Anxiety and sleep deprivation often have a reciprocal relationship. Anxiety can lead to sleep deprivation, as the symptoms of anxiety (including racing thoughts and worry) can make it harder to sleep. Conversely, lack of sleep doesn’t just cause physical tiredness. It can also increase feelings of stress and anxiety, creating a vicious cycle.
Can panic attacks disrupt my night’s sleep?
Yes, panic attacks can disrupt your sleep. Individuals with panic disorder often experience panic attacks during the initial stages of falling asleep or during REM sleep, causing a disruption in their sleep pattern and preventing much-needed rest.
What if my lack of sleep is related to stress and anxiety?

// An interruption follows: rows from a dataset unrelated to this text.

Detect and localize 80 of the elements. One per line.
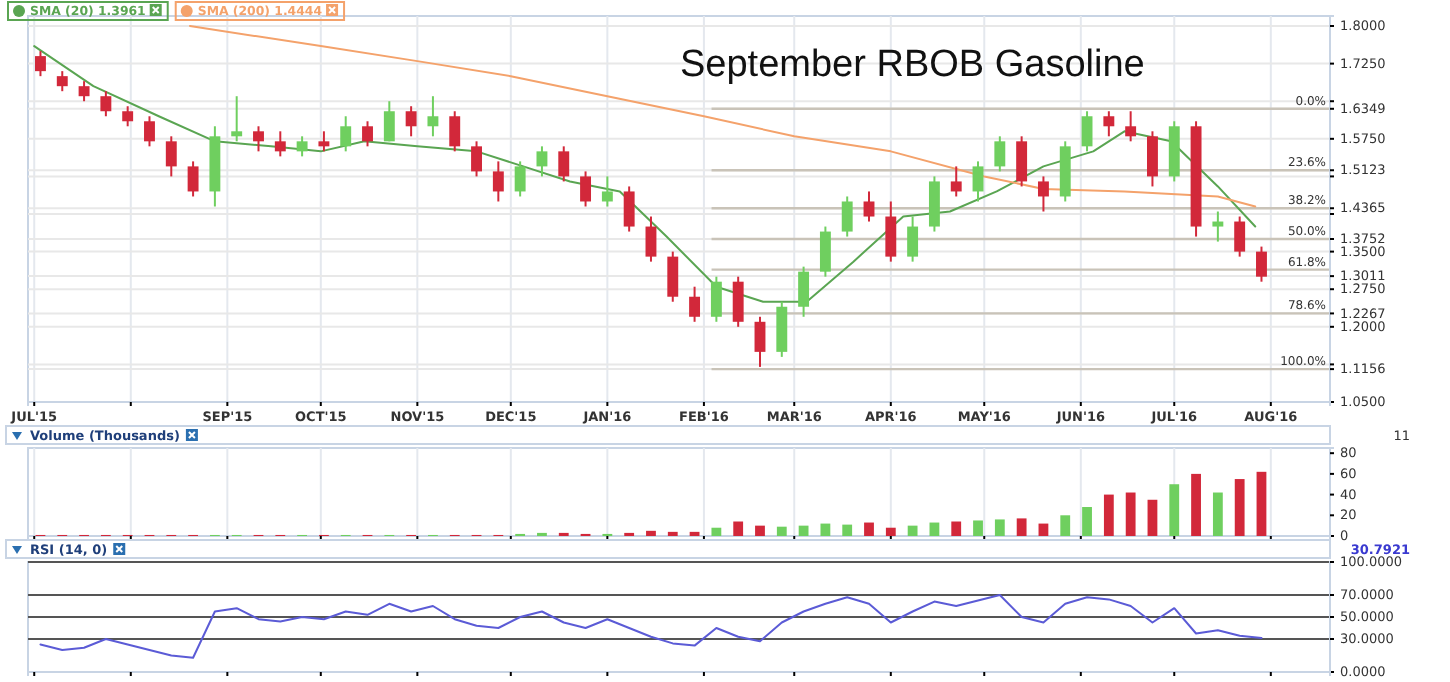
candlestick (405, 105, 417, 138)
candlestick (928, 175, 940, 233)
candlestick (645, 215, 657, 263)
bar (1256, 471, 1267, 536)
bar (864, 522, 874, 536)
candlestick (35, 50, 46, 78)
candlestick (471, 140, 482, 178)
candlestick (492, 160, 504, 203)
text: September RBOB Gasoline (680, 44, 1145, 86)
candlestick (536, 145, 548, 178)
candlestick (907, 215, 919, 263)
candlestick (362, 120, 373, 148)
candlestick (972, 160, 984, 203)
bar (1147, 499, 1158, 536)
candlestick (841, 195, 853, 238)
bar (973, 520, 983, 536)
candlestick (601, 175, 613, 208)
line-series (39, 594, 1263, 659)
candlestick (776, 300, 788, 358)
candlestick (623, 185, 635, 233)
bar (1234, 479, 1245, 536)
bar (1082, 507, 1092, 536)
candlestick (580, 170, 592, 208)
candlestick (1037, 175, 1049, 213)
bar (951, 521, 962, 536)
bar (885, 527, 896, 536)
candlestick (732, 275, 744, 328)
line-series (188, 25, 1257, 208)
candlestick (1234, 215, 1246, 258)
candlestick (1212, 210, 1224, 243)
candlestick (710, 275, 722, 323)
bar (1169, 484, 1180, 536)
candlestick (1016, 135, 1028, 188)
candlestick (558, 145, 570, 183)
candlestick (187, 160, 199, 198)
candlestick (253, 125, 264, 153)
candlestick (318, 130, 330, 153)
candlestick (689, 285, 701, 323)
candlestick (514, 160, 526, 198)
bar (776, 526, 787, 536)
bar (820, 523, 831, 536)
candlestick (274, 130, 286, 158)
candlestick (231, 95, 243, 143)
candlestick (1125, 110, 1137, 143)
bar (1191, 473, 1201, 536)
candlestick (819, 225, 831, 278)
bar (907, 525, 918, 536)
candlestick (100, 90, 112, 118)
candlestick (383, 100, 395, 143)
bar (733, 521, 744, 536)
candlestick (863, 190, 875, 223)
candlestick (427, 95, 439, 138)
candlestick (78, 80, 90, 103)
candlestick (296, 135, 308, 158)
candlestick (667, 250, 679, 303)
bar (1125, 492, 1136, 536)
candlestick (340, 115, 352, 153)
candlestick (1103, 110, 1115, 138)
candlestick (1147, 130, 1158, 188)
candlestick (994, 135, 1006, 173)
bar (1016, 518, 1027, 536)
candlestick (885, 200, 897, 263)
bar (1060, 515, 1071, 536)
candlestick (122, 105, 134, 128)
candlestick (1256, 245, 1267, 283)
candlestick (950, 165, 962, 198)
candlestick (56, 70, 68, 93)
candlestick (144, 115, 155, 148)
candlestick (165, 135, 177, 178)
candlestick (1081, 110, 1093, 153)
candlestick (754, 315, 766, 368)
candlestick (449, 110, 461, 153)
bar (1103, 494, 1114, 536)
bar (646, 530, 656, 536)
bar (842, 524, 853, 536)
bar (711, 527, 722, 536)
bar (994, 519, 1005, 536)
bar (755, 525, 765, 536)
bar (1212, 492, 1223, 536)
candlestick (798, 265, 810, 318)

If your lack of sleep is caused by stress and anxiety, it is crucial to work on managing these issues. This can include lifestyle changes such as regular exercise and a healthy diet, implementing a consistent sleep schedule, and potentially seeking help with anxiety through therapy or medication. The Depression Association of America offers resources for managing anxiety disorders.
Does anxiety disorder have a significant impact on sleep duration?
Yes, anxiety disorder can significantly impact sleep duration. People with anxiety disorders tend to have lighter, less restful sleep, may find it challenging to fall asleep or stay asleep, and generally experience sleep disturbance regularly. These issues can lead to a significant decrease in sleep duration.